Oval Ofis'teki son gelişmeler, ABD'nin dış politikadaki tutumunu bir kez daha gözler önüne seriyor. Ülkesinin çıkarları için savaşın içine soktuğu Ukrayna Devlet Başkanı Zelenskiy'i aşağılayıp, anlaşma imzalamaya zorlaması, Trump'ın liderlik tarzının bir yansıması olarak değerlendiriliyor. Bu durum, dünya ülkelerine ABD'nin “kullan-at” politikası hakkında önemli bir ders niteliğinde. Savaş yorgunu ve mağdur bir ülkenin başkanına yapılan bu muamele, uluslararası ilişkilerdeki etik sınırları sorgulatıyor.
ABD'nin Ukrayna ve Rusya arasındaki savaşta oynadığı rol de tartışma konusu. Savaşın başlamasında ABD'nin parmağı olduğu ve savaşı tetiklediği iddiaları güçleniyor. Rusya'yı yıpratmak, Avrupa'yı korkutarak NATO'ya bağımlılığını artırmak gibi amaçlarla hareket ettiği düşünülen ABD, bu süreçte Avrupa ülkelerini kendi çıkarları doğrultusunda yönlendirmeye çalışıyor. Bu durum, Avrupa'nın ABD'ye olan güvenlik bağımlılığını artırırken, Amerikan çıkarlarının önceliğini bir kez daha ortaya koyuyor.

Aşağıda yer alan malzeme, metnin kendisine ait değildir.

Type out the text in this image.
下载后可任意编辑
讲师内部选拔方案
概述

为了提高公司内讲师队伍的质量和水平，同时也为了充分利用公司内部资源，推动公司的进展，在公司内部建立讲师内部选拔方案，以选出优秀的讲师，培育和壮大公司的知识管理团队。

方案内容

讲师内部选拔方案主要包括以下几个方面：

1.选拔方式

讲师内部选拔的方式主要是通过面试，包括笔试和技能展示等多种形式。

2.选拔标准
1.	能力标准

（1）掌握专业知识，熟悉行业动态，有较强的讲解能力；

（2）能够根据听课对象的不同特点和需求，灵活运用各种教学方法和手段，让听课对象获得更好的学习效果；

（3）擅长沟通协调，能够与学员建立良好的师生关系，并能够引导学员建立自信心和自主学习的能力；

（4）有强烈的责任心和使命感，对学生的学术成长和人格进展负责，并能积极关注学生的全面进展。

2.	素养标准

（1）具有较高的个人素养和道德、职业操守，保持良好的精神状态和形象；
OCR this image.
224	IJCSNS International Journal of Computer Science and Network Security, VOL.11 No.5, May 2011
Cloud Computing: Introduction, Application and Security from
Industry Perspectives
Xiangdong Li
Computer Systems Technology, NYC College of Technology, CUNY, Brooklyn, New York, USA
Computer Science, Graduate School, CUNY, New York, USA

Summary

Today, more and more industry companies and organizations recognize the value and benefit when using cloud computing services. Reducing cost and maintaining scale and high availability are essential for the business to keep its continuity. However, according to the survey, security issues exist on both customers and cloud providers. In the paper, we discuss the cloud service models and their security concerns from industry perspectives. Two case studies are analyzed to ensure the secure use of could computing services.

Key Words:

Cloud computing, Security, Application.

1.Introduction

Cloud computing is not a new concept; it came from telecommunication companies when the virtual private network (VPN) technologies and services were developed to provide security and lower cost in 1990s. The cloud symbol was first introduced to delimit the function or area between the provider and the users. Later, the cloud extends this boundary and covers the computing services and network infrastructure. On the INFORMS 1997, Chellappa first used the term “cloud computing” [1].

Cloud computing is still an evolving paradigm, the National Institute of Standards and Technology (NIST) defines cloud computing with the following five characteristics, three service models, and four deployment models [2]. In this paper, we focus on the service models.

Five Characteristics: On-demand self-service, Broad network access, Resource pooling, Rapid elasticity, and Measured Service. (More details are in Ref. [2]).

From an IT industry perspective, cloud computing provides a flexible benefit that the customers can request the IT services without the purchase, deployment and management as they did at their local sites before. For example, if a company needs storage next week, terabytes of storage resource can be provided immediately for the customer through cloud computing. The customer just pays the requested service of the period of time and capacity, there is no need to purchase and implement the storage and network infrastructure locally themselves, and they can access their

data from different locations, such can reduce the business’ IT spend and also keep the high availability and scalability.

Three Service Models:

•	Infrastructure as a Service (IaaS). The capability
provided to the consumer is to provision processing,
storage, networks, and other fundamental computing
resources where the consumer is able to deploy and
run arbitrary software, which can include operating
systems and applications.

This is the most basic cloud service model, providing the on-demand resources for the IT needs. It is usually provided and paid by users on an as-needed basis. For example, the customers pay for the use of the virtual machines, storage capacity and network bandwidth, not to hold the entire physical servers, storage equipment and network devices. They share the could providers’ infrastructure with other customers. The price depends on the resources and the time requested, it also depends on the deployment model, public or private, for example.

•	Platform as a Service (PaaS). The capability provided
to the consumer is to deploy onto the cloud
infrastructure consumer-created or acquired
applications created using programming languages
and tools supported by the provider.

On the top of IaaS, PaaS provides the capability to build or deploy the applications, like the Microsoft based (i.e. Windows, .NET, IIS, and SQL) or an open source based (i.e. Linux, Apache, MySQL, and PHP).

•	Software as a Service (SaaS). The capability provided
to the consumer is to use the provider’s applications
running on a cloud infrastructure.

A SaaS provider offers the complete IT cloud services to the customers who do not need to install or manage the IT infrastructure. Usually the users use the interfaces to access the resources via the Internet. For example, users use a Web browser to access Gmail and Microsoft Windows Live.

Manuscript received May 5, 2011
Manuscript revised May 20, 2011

Trump'ın Ukrayna politikası, dünya sahnesinde yeni bir gerilim yaratıyor. Zelenskiy'i barışa karşı çıkmakla suçlaması ve Rusya'ya yakın duruş sergilemesi, ABD-Avrupa ilişkilerinde yeni bir çatlak oluşturuyor. Zelenskiy'nin bu duruma karşı aldığı tavır ise hem sömürge anlaşmasını reddetmesi hem de dünyaya bir mesaj vermesi açısından dikkat çekiyor. Trump'ın bu politikaları, ABD'nin uluslararası arenada yalnızlaşmasına neden olabilirken, Amerikan devlet aklının bu duruma nasıl bir tepki vereceği merak konusu.